If the interview she recently gave to The Guardian is anything to go by, Lana Del Rey’s capacity for the sharp division of opinion remains as keen as ever. The piece painted a deeply unhappy picture of her life post-‘Video Games’; it opens with her drawing unsettling comparisons between herself and two of the 27 Club’s most prominent members, and proclaiming that she often wishes she’d already joined their ranks (assuming she’s still with us past next Saturday - her twenty-eighth birthday - she’ll have avoided doing so).
Whether or not this latest episode in a decidedly turbulent relationship with the media is indicative of somebody in a genuinely unhealthy psychological place, or simply the near-tasteless rumblings of an entertainer with a vested interest in presenting themselves as intriguingly as possible, is something that will doubtless be pored over in microscopic detail elsewhere. As, for that matter, will pretty much everything other than the music on third album Ultraviolence: irrespective of whether Del Rey is the hyper-stylised product of an industry obsessed with aesthetics or just an artist with a keen sense of the bigger picture, it was disarming to receive an unadorned stream of a record (late last week, with paranoia over leaks having apparently reached fever pitch) from a artist with such a penchant for extravagant presentation.
And then, you hit play, and realise why so much of the extraneous matter surrounding Del Rey focuses on a sense of drama. Her music positively drips with it. ‘Cruel World’, in opening the record, quickly has you realising why criticism of Del Rey’s vocal ability is largely redundant; her performances don’t need wide melodic range, or even straightforward emotional depth, as long as she’s able to keep up the sheer breadth of theatrics demonstrated on Ultraviolence. She veers between vulnerability and menace with a conviction largely missing from Born to Die, and then runs with it. She brings a tension to the title track that belies its glacial pacing. The vocal on ‘Fucked My Way Up to the Top’, especially, is so much more multi-faceted than the snark of the title suggests; it’s a tentative, almost whispered turn that spins aching sadness out of empathy where you’d expect coldness and detachment to prevail.
That Del Rey’s performances are so consistently convincing is crucial to Ultraviolence’s appeal, because it’s really the only thematic area in which she hits far more than she misses. The record’s narrative is at best muddled and at worst, open to accusations of style over substance; I’m sure that the tales she weaves are supposed to be deliberately vague, but they’re so repetitive - shadowy stories of doomed relationships - that they begin to grate fairly quickly, and the album’s weak lyricism leaves it with little to fall back on; ‘Sad Girl’ and ‘Pretty When You Cry’, in particular, feel like close retreads of Born to Die’s brand of glamorous sadness - lightweight references to infidelity, drugs and heartbreak all present and correct. Put simply, Ultraviolence is difficult to genuinely engage with on an emotional level; sure, Del Rey sounds as if she means it, but really listen to what she’s singing and you have to wonder if she actually knows what it is that she’s meaning.

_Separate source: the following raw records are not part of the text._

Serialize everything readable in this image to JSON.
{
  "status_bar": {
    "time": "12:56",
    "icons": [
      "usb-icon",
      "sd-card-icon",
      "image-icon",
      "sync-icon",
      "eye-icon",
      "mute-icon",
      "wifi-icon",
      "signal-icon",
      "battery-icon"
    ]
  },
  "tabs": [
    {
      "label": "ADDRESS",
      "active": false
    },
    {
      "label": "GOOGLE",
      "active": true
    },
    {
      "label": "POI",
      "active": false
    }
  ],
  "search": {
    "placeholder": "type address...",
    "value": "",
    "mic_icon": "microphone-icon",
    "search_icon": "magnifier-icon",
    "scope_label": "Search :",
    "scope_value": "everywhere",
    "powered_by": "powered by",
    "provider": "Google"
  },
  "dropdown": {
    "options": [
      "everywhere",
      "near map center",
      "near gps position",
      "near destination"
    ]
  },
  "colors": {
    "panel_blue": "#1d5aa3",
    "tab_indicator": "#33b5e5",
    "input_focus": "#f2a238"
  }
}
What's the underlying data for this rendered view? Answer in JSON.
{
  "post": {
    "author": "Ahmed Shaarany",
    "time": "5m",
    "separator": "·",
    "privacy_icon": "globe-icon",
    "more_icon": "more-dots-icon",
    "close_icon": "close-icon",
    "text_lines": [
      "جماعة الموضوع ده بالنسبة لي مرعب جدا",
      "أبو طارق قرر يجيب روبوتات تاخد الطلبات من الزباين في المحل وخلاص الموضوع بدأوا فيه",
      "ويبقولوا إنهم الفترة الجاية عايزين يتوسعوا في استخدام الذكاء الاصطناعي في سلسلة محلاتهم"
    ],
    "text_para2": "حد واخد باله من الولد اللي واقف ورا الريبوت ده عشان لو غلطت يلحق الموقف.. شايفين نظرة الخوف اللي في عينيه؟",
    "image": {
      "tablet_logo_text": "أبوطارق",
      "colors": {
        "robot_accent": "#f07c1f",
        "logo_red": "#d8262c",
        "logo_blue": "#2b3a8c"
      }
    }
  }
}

The truth, though, is that ‘Video Games’ wasn’t so explosively popular because it gave ‘Like a Rolling Stone’ a run for its poetic money; it was a runaway success because it sounded fantastic, and so does Ultraviolence. Dan Auerbach of The Black Keys seemed like a bizarre, even worrying, choice to produce the record, especially given that he’d be arriving off the back of the blindingly gaudy El Camino, but he has done a stellar job of making this surely the most sonically irresistible pop record of the year. The temptation to let Del Rey’s obsession with the cinematic run away with her must have been strong, but instead, this is largely an exercise in subtle beauty, in calculation and restraint.
It’s actually pretty minimal: whilst it would have been easy to throw the kitchen sink at Ultraviolence, there’s no real sense of bombast, with the instrumentation largely used for colour and punctuation. ‘Money Power Glory’ is a case in point; a rudimentary drumbeat and the intermittent squeal of a washed-out guitar allow one of the record’s standout vocal turns to take centre stage. On the record’s highlight, ‘Old Money’, the strings flutter in and out as Del Rey offers up a heart-wrenching take on ageing - “will you still love me when I shine / from words but not from beauty?” A sparse piano aside, it’s the only backing she needs to deliver the closest thing Ultraviolence has to a “Video Games”.
And then, she closes on a cover of a track made famous by Nina Simone, a move that requires a frankly cartoonish degree of either bravery or stupidity. To her credit, it almost works. By rounding things off with ‘The Other Woman’, a track drenched in monochrome Los Angeles glamour from a bygone era, she’s nodding and winking; she was aiming for film-noir atmospherics after all. It’s just that, with the record so often lyrically indistinguishable from Born to Die, she hasn’t exhibited its subject matter in a way that’s particularly gripping, or even, at points, coherent. As an album to invest in, feel sentimental about, or be genuinely thrilled by, Ultraviolence falls short. Take it simply as a sumptuously-presented pop record, though, and you have to wonder if you’ll hear a better one this year.